Friday, October 1, 2010

Big Plans

From small to large public transportation systems, recent announcements are reminiscent of the Daniel Burnham quote, “Make no little plans; they have no magic to stir men's blood.... Make big plans... aim high in hope and work.”

Last night, the PBS NewsHour profiled rural transit in Natchez, Miss., and the plans to build a better system that will attract many more riders. Charles Carr, director of transit services, Mississippi Department of Transportation and President of the Community Transportation Association of America (CTAA) was asked to respond to arguments that subsidies are required to fund public transit. Carr replied that subsidies are used for rail and air travel as well as roads.

Natchez Transit's director, Sabrina Bartley, plans to expand service to underserved areas, start fixed-route service, and coordinate service in 13 counties.

A Bos-Wash Dream

On the other side of the spectrum, a large sytem, Amtrak, declares its plans for high-speed service along the Northeast Corridor (NEC). None other than the Secretary of Transportation praised the unprecedented regional partnership in his blog post this morning. The NEC plan envisions trips from Washington to Boston in 3 hours and 23 minutes (compared to the current 8 hours on Amtrak's Northeast Regional trains or 6 hours and 37 minutes on Acela Express), with 220 mile-per-hour service between the major cities along the corridor. More information is available from the Potomac Express and from the Philadelphia Enquirer at

What's the common denominators for implementation of ambitious plans in the rural Natchez area and the states and cities along the NEC? Champions will be needed to persist in seeing the plans through and coordination at the county, state and regional levels.

Economic Message

The message that many see in ambitious public transportation plans is the creation of jobs, increasing employment within transit systems and in the communities that it serves.
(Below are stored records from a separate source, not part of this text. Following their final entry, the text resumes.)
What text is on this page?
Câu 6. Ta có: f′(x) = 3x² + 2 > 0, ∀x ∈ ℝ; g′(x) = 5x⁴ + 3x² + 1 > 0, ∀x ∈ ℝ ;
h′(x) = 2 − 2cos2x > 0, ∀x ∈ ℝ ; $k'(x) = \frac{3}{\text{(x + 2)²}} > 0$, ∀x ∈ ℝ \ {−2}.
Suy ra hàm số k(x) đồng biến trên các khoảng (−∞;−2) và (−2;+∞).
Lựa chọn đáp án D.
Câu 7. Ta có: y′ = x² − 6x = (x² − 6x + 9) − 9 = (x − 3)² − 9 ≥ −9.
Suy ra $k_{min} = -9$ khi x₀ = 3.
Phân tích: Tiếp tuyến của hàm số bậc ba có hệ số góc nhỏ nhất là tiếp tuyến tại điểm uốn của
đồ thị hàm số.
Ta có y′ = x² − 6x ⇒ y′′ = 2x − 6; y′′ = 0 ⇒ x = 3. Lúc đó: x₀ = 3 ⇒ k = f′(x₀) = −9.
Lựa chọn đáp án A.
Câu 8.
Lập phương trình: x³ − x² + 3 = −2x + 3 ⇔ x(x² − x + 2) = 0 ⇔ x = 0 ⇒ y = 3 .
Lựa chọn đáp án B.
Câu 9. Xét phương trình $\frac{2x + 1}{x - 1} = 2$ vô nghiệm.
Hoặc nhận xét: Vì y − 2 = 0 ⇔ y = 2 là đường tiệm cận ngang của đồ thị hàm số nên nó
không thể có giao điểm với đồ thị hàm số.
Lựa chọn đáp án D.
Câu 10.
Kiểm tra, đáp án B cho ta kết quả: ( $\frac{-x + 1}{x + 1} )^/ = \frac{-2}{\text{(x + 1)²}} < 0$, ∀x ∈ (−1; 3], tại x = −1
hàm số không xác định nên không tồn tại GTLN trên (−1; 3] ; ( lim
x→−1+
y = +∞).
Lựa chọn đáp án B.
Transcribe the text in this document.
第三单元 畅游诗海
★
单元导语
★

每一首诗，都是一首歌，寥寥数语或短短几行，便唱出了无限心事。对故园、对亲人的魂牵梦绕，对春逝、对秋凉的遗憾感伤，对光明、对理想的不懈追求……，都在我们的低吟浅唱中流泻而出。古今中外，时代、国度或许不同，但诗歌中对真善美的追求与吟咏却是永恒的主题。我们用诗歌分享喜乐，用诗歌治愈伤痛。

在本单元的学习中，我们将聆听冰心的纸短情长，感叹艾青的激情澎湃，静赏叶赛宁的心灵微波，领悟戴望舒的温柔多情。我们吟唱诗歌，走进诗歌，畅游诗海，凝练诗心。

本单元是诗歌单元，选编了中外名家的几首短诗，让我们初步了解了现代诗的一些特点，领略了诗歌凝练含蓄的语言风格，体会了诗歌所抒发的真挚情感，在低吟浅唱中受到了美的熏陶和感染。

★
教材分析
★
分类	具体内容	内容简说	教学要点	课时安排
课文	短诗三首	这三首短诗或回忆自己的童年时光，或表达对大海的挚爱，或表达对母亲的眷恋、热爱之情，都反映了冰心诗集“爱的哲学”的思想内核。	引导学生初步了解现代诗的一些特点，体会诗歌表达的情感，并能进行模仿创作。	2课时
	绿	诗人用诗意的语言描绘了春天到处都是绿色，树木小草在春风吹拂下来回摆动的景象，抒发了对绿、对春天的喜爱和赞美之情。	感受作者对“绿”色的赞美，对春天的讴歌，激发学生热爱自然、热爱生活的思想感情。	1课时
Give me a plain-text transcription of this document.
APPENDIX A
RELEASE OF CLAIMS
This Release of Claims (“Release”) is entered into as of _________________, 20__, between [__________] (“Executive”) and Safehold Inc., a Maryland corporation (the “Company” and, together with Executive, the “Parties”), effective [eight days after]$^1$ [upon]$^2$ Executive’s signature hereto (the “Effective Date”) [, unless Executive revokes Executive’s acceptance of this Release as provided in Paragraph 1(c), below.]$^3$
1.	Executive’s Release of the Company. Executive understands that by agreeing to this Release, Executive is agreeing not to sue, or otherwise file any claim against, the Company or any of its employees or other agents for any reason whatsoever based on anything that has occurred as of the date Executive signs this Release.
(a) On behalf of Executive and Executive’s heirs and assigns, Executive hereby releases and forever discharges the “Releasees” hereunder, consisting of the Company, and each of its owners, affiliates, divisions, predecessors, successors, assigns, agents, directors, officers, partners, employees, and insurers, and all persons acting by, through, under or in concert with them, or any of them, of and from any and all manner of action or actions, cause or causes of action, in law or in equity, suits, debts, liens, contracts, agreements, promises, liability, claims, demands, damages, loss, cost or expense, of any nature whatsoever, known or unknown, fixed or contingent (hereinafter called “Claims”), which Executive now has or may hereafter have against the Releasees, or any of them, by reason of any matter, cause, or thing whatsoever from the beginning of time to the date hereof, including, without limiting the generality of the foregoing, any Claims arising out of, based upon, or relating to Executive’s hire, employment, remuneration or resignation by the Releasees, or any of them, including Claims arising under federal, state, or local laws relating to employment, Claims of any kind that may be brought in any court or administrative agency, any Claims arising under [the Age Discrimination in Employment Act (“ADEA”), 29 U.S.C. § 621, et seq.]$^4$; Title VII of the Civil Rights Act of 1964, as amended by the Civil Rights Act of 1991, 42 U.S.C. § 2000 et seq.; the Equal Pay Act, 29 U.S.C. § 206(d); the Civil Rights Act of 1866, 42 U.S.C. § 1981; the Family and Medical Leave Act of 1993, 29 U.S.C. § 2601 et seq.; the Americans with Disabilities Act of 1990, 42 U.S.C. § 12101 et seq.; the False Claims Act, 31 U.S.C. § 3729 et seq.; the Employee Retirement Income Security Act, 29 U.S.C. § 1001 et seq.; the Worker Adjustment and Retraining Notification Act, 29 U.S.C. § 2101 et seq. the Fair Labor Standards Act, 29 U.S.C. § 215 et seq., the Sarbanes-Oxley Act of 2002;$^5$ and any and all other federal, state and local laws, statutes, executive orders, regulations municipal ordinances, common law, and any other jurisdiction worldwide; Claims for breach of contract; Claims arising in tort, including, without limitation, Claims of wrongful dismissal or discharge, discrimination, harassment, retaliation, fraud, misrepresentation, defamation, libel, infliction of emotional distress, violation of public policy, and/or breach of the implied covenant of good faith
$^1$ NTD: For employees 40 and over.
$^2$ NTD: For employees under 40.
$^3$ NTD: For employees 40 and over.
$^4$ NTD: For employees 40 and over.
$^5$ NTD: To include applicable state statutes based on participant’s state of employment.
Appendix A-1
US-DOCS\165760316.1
The Natchez Transit director speaks of attracting business. Employers, she says, are always interested in whether their employees can get to work. For Amtrak and those supporting the NEC plan, there are estimates that thousands of jobs could be created. Amtrak's president, Joseph Boardman, says that the new high-speed rail corridor's bridges, tunnels, and stations "would create 40,000 full-time jobs per year over 25 years" and planners estimate 120,000 new permanent jobs would result from improved economic productivity along the corridor.

Green Jobs

Ambitious plans are not limited to local and intercity transportation. According to the National Association of Regional Councils (NARC), a green economy incorporates transit and coordination among regional sectors. In its discussion of green jobs in a letter to the Department of Labor, NARC points out the Kansas City regional plan. (The Department of Labor definition of
green jobs contemplates public transit.)

Mid-America Regional Council (MARC) is the multi-faceted regional planning organization representing the Kansas City bi-state region (Missouri and Kansas). MARC is a leader in developing Kansas City’s Green Impact Zone, an effort to concentrate resources — with funding, coordination, and public and private partnerships — in one specific area to demonstrate that a targeted effort can literally transform a community. This national model for place-based investment is now underway in the heart of Kansas City's urban core and has received significant federal recognition and funding. At the heart of the Green Impact Zone initiative is a project that would put area residents to work weatherizing the 2,500 homes in the zone’s neighborhoods. Another piece calls for development of a green bus rapid-transit system that would include bio-diesel buses and green bus shelters. A third piece would provide job training and employment programs for ex-parolees in green building, park restoration and transit work. The Green Impact Zone project will include an employment and training program coordinated both with zone activities and business interests outside of the zone.


To encourage the use of commuter transit and keep it on par with driving, the American Public Transportation Association (APTA) is urging its members to contact Congress to extend the commuter tax benefit for transit riders. APTA writes in its legislative update,
Under ARRA, the transit/vanpool portion of the benefit was increased to $230 per month, treating each mode of transportation as equal. This provision is set to expire on December 31, 2010, and without an extension, the transit tax benefit would be reduced by more than half to the previous $120 per month amount.

APTA is asking Congress to either extend ARRA's higher commuter tax benefit or to "permanently equalize the transit benefit and parking benefit."